Lu Han avait bien mangé, beaucoup trop mangé. Lui et Sehun marchait dans la grande rue piétonnes, l’un à côté de l’autre sans parler. Etrangement, ce n’était pas dérangeant, au contraire, cela était agréable. Même si, le roux préférait observer ses pieds plutôt que le monde qui l’entourait, aujourd’hui, il avait l’impression de respirer à nouveau. Soudainement, Sehun prit violemment sa main dans la sienne le rapprochant de lui, d’un geste vif.

-      Fais attention où tu marches, t’as failli te prendre le poteau en pleine face.

Lu Han avait les yeux grands ouverts, le cœur battant la chamade, il était choqué. Sehun tenait sa main dans la sienne. Il tenait sa main ! Le brun leva les yeux au ciel quand il le remarqua. Luhan était désespérant.

-      J-je suis désolé. S’excusa soudainement le roux.

Ses yeux étaient devenus larmoyant et ses frêles épaules tremblaient. Son visage était à l’abri des regards caché par la grande capuche du sweat. Il pouvait être transparent. Il ne l’était pas. Sehun soupira puis le prit doucement dans ses bras, faisant des gestes circulaires derrière son crâne.

-      C’est rien, ne pleure pas.

Sa voix était calme. Le roux osa soulever son visage afin de le regarder droit dans les yeux. Le brun avait une expression neutre ce qui rassura l’être chétif. Puis, un sourire naquit sur leurs lèvres, un sourire sincère, emplit d’innocence. Sehun déposa un chaste baiser sur les lippes de Lu Han.

Pour la première fois, il était réellement important.

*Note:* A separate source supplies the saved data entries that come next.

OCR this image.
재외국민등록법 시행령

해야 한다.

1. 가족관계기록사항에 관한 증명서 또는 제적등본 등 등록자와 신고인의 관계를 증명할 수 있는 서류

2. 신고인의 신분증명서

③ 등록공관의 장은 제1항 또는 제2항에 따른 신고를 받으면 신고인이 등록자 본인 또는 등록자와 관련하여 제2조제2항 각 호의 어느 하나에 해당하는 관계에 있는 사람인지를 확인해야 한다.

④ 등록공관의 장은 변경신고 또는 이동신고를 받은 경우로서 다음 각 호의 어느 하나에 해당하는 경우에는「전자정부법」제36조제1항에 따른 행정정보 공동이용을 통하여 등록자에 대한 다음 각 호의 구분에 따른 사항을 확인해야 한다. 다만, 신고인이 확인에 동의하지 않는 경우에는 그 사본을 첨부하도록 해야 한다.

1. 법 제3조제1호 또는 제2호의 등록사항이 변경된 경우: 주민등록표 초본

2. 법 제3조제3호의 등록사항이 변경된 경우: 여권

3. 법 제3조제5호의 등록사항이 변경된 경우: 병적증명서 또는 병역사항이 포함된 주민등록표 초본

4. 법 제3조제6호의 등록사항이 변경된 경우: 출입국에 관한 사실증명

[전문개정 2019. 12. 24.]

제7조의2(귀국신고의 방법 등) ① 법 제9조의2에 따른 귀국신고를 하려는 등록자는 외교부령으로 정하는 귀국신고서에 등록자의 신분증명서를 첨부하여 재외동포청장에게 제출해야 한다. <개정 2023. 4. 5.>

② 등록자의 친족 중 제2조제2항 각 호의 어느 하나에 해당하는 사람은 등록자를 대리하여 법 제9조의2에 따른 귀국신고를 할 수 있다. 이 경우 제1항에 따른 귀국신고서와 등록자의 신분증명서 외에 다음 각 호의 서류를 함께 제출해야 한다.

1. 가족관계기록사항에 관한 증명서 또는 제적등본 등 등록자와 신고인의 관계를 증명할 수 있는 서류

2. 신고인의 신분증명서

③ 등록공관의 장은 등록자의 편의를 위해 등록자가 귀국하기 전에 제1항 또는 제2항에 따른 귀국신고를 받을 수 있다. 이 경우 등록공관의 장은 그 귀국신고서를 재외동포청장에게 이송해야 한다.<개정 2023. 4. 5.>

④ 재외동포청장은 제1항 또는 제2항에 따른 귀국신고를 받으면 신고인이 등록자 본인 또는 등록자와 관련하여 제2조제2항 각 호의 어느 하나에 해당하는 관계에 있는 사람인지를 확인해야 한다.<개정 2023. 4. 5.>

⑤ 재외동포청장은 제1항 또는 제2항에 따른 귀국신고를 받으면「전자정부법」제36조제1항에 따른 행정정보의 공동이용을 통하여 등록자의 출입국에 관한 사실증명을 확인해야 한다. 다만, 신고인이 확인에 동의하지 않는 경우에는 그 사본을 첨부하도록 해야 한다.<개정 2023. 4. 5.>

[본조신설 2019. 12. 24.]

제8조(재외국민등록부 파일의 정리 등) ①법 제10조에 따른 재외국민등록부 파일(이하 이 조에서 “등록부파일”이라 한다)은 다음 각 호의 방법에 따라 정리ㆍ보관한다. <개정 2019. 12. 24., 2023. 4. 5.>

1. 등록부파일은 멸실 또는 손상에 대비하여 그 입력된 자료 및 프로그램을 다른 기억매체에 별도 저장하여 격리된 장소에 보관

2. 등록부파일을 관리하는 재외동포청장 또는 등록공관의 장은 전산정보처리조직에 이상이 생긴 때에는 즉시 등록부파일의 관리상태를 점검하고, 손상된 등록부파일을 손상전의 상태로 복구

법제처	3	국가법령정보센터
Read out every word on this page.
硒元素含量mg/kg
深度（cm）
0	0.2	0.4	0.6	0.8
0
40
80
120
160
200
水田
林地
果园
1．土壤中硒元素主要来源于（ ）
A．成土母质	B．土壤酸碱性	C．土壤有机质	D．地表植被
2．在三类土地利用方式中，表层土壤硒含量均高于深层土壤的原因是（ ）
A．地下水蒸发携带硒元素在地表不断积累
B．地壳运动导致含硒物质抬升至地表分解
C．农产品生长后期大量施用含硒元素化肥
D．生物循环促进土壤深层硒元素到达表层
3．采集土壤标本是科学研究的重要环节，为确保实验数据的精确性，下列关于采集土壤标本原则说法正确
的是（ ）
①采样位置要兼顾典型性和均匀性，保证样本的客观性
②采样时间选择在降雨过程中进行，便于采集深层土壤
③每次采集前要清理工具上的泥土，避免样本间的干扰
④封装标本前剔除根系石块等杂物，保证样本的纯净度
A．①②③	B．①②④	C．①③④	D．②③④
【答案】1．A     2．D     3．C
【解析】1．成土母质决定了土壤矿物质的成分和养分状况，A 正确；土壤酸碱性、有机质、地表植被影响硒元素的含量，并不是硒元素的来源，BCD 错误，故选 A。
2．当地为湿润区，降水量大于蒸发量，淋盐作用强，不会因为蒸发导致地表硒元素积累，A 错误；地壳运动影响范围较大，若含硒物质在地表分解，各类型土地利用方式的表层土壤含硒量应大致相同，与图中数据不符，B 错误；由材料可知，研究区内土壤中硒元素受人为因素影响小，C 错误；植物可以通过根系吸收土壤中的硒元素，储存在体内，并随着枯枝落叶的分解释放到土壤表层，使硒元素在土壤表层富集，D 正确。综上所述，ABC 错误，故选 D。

Assis dans le cinéma, Lu Han avait la tête posée sur l’épaule de Sehun, leurs doigts étaient entrelacés. Lu Han ne pensait à rien. Il se laissait bercer, il se laissait aller sans réfléchir. Sehun ne disait rien, il se contentait de caresser l’arrière de la main du roux avec son pouce.

Lu Han était précieux.

Sehun était siens.

Ils étaient dans leurs bulles. Lu Han vivait son rêve aux côtés de l’homme qu’il aimait. Il respirait normalement, les anges volaient à l’intérieur de son cœur. C’était la meilleure journée de toute sa vie.

Mais, la fin de journée arriva rapidement, trop rapidement. Sehun avait raccompagné le roux chez lui. Lu Han devait réviser pour ses partiels avait-il dit.

-      Appel-moi, si tu ne vas pas bien.

Le brun embrassa le front du petit puis partit sans se retourner. Le roux était planté, le visage brûlant, le cœur palpitant. Lorsqu’il ferma la porte, il ne put s’empêcher de crier comme une adolescente, son cœur était gonflé à son maximum. Il était sur un nuage. Nuage éphémère.

Quand la concentration disparue, la fumée noire devint la plus présente. Il n’y avait plus de sourire niais, ni de sentiments d’excitation. Il n’y avait plus que les larmes, les cris, les images malsaines… Sans réfléchir plus longtemps, le petit prit son téléphone et appela le maître de ses pensées. Il n’attendit que quelques sonneries avant que l’autre décroche. Rien que d’entendre le bruit de sa respiration faisait de l’effet au roux.

Fou de lui. Il était fou.

-      Je pensais que tu allais m’appeler plus rapidement…

Lu Han renifla s’allongeant sur son lit, essayant de rester concentrer sur sa voix.

-      Je révisais.

-      Ça t’empêche de penser à moi, je ne sais pas si ça doit m’attrister ou me rendre heureux.

Lu Han sourit tristement.

-      Les deux.

Il pensait toujours à lui, en bien ou en mal, il le hantait.

-      Et toi, tu pensais à moi ? Demanda le roux, le rouge aux joues.

Le brun sembla réfléchir.

-      Je pense chaque secondes à toi.

Le petit se cacha sous sa couverture, était-ce vrai ? Etait-ce faux ? Il ne savait pas, mais il préférait que cela soit la vérité.

-      Petite chose, tu me rends dingue.

La voix de Sehun résonna. Lu Han avait des papillons dans le ventre… Une horde de papillons s’envolaient dans son estomac. Un sentiment des plus délicieux.

Il était siens.

Il n’avait plus peur.

Il s’endormit au son de sa respiration. Merveilleuse mélodie.